Table 4 Mediation analysis results for top asthma susceptibility associations in SAGE II

We have previously demonstrated that genetic and pharmacogenetic associations for asthma vary among different racial and ethnic groups (Drake et al. 2014; Galanter et al. 2014; Pino-Yanes et al. 2015; Torgerson et al. 2011). Although there are many potential explanations for these observations, one possibility is that there are unique racial and ethnic-specific genetic risk factors for asthma. In this study, we were unable to replicate the majority of prior findings of genetic associations with asthma (Online Resource 2 (Tables S1 and S3)). There are several possible reasons for our inability to replicate previous findings. One possible explanation is that previously discovered associations were population-specific and not generalizable to an African American population. Another possible explanation may be due in part to the differing LD patterns displayed by genetic variants between racial/ethnic groups (Shifman et al. 2003; Xu et al. 2007). It is also possible that a portion of the previous associations identified in adult studies of asthma susceptibility were age-dependent and may not have the same impact in a pediatric cohort (Castro-Giner et al. 2010; Pino-Yanes et al. 2013). We must also consider the possibility that the original findings reported in published GWA studies were false positives or spurious associations. Finally, we acknowledge that while SAGE II is the largest and most comprehensive pediatric gene-environment study of African American children with and without asthma to date, we were underpowered to detect smaller effect sizes, while we were adequately and/or well-powered to detect the stronger effects previously published due to our sample size (Fig. S1). Although we do note that the inherent uncertainty of whether the magnitude of the effect sizes for the previously associated SNPs between non-African American and African American populations makes discerning whether the reason for lack of replication was due to a lack of power difficult.
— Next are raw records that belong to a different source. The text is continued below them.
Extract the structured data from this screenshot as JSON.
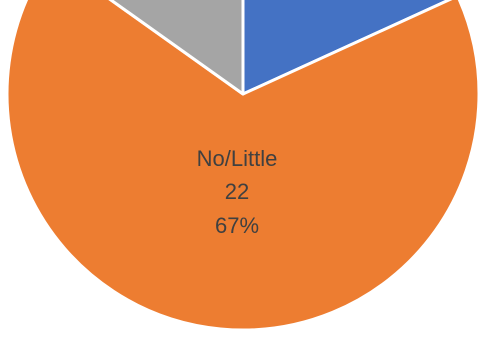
{
  "chart_data": {
    "type": "pie",
    "slices": [
      {
        "name": "",
        "value": 6,
        "percent": "18%",
        "color": "#4472C4"
      },
      {
        "name": "No/Little",
        "value": 22,
        "percent": "67%",
        "color": "#ED7D31"
      },
      {
        "name": "",
        "value": 5,
        "percent": "15%",
        "color": "#A5A5A5"
      }
    ],
    "visible_label": {
      "category": "No/Little",
      "value": "22",
      "percent": "67%"
    },
    "title": "",
    "legend": "none"
  }
}
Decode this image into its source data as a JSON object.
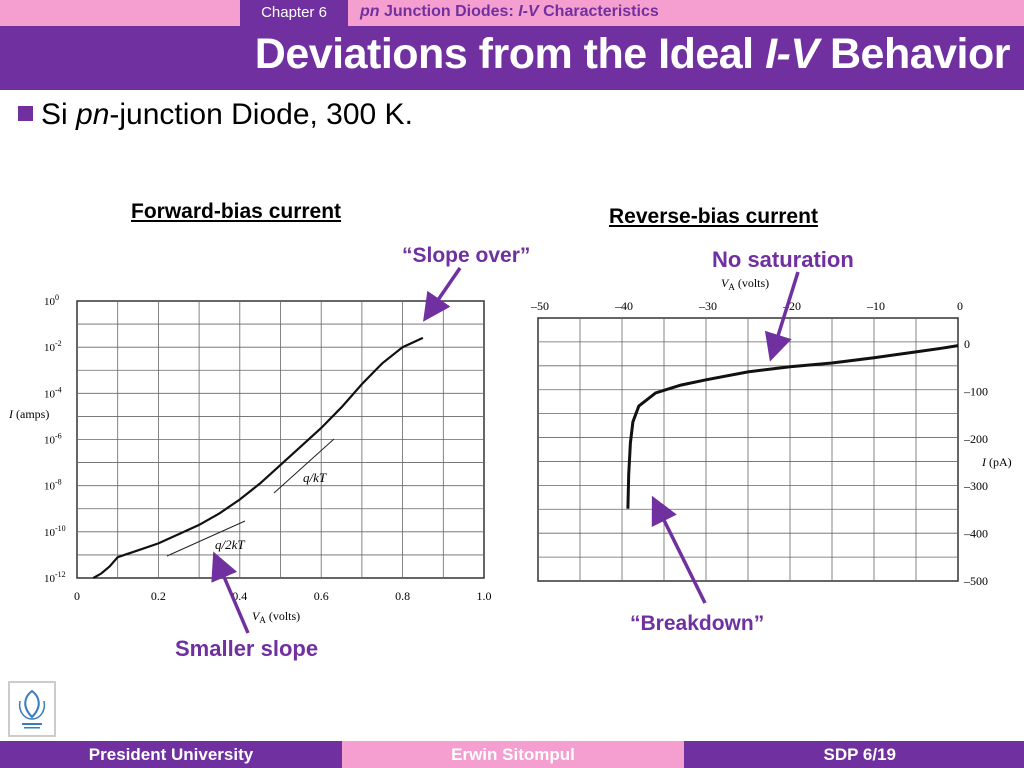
{
  "header": {
    "chapter": "Chapter 6",
    "topic_pn": "pn",
    "topic_mid": " Junction Diodes: ",
    "topic_iv": "I-V",
    "topic_end": " Characteristics",
    "title_a": "Deviations from the Ideal ",
    "title_iv": "I-V",
    "title_b": " Behavior"
  },
  "bullet": {
    "a": "Si ",
    "pn": "pn",
    "b": "-junction Diode, 300 K."
  },
  "forward": {
    "heading": "Forward-bias current",
    "annotations": {
      "slope_over": "“Slope over”",
      "smaller_slope": "Smaller slope"
    },
    "slope_labels": {
      "qkt": "q/kT",
      "q2kt": "q/2kT"
    },
    "ylabel": "I (amps)",
    "xlabel_pre": "V",
    "xlabel_sub": "A",
    "xlabel_post": " (volts)",
    "ytick_mantissa": [
      "10",
      "10",
      "10",
      "10",
      "10",
      "10",
      "10"
    ],
    "ytick_exp": [
      "0",
      "-2",
      "-4",
      "-6",
      "-8",
      "-10",
      "-12"
    ],
    "xticks": [
      "0",
      "0.2",
      "0.4",
      "0.6",
      "0.8",
      "1.0"
    ]
  },
  "reverse": {
    "heading": "Reverse-bias current",
    "annotations": {
      "no_saturation": "No saturation",
      "breakdown": "“Breakdown”"
    },
    "xlabel_pre": "V",
    "xlabel_sub": "A",
    "xlabel_post": " (volts)",
    "ylabel": "I (pA)",
    "xticks": [
      "–50",
      "–40",
      "–30",
      "–20",
      "–10",
      "0"
    ],
    "yticks": [
      "0",
      "–100",
      "–200",
      "–300",
      "–400",
      "–500"
    ]
  },
  "footer": {
    "left": "President University",
    "center": "Erwin Sitompul",
    "right": "SDP 6/19"
  },
  "colors": {
    "purple": "#7030a0",
    "pink": "#f59fd0"
  },
  "chart_data": [
    {
      "type": "line",
      "title": "Forward-bias current",
      "xlabel": "VA (volts)",
      "ylabel": "I (amps)",
      "xlim": [
        0,
        1.0
      ],
      "ylim_log10": [
        -12,
        0
      ],
      "log_y": true,
      "grid": true,
      "series": [
        {
          "x": [
            0.04,
            0.06,
            0.08,
            0.1,
            0.15,
            0.2,
            0.25,
            0.3,
            0.35,
            0.4,
            0.45,
            0.5,
            0.55,
            0.6,
            0.65,
            0.7,
            0.75,
            0.8,
            0.85
          ],
          "log10_y": [
            -12.0,
            -11.8,
            -11.5,
            -11.1,
            -10.8,
            -10.5,
            -10.1,
            -9.7,
            -9.2,
            -8.6,
            -7.9,
            -7.1,
            -6.3,
            -5.5,
            -4.6,
            -3.6,
            -2.7,
            -2.0,
            -1.6
          ]
        }
      ],
      "annotations": [
        "q/kT",
        "q/2kT",
        "“Slope over”",
        "Smaller slope"
      ]
    },
    {
      "type": "line",
      "title": "Reverse-bias current",
      "xlabel": "VA (volts)",
      "ylabel": "I (pA)",
      "xlim": [
        -50,
        0
      ],
      "ylim": [
        -500,
        0
      ],
      "grid": true,
      "series": [
        {
          "x": [
            -39.3,
            -39.2,
            -39.0,
            -38.7,
            -38.0,
            -36.0,
            -33.0,
            -30.0,
            -25.0,
            -20.0,
            -15.0,
            -10.0,
            -5.0,
            -2.0,
            0
          ],
          "y": [
            -315,
            -250,
            -190,
            -150,
            -120,
            -95,
            -80,
            -70,
            -55,
            -45,
            -38,
            -28,
            -17,
            -10,
            -5
          ]
        }
      ],
      "annotations": [
        "No saturation",
        "“Breakdown”"
      ]
    }
  ]
}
The identification of novel ethnic-specific genetic variation directly associated with asthma in genes that have been previously associated with obesity and/or adiposity is consistent with the observation of a phenotypic link between these two complex common disorders. The significant racial/ethnic disparity in prevalence and severity of asthma and obesity not only suggests the presence of ethnic-specific factors influencing both diseases but also indicates that there may be ethnicity-specific pleiotropic effects as well. Such findings underscore the importance of studying multiple racial and ethnic groups in genetic association studies. To our knowledge, studies of pleiotropy between asthma and obesity genetics have only been performed in pediatric populations of European descent (Gonzalez et al. 2014; Melen et al. 2010, 2013; Wang et al. 2015). This presents a gap in our scientific knowledge that limits the standard of care available for populations, such as African Americans, who are among the most severely affected by the co-occurrence of these conditions. Our findings are in tune with President Obama’s announcement of the Precision Medicine Initiative, which will include enrollment of at least one million Americans (National Institutes of Health 2015). The goal of this initiative is to begin a new era of biomedical research that centers on the inclusion of study populations for common disease reflecting the demographic and genetic diversity of US patient populations. As citizens and scientists, we must leverage our skills to ensure that our research furthers this goal and moves us closer to the development of therapies that will improve care in all patients.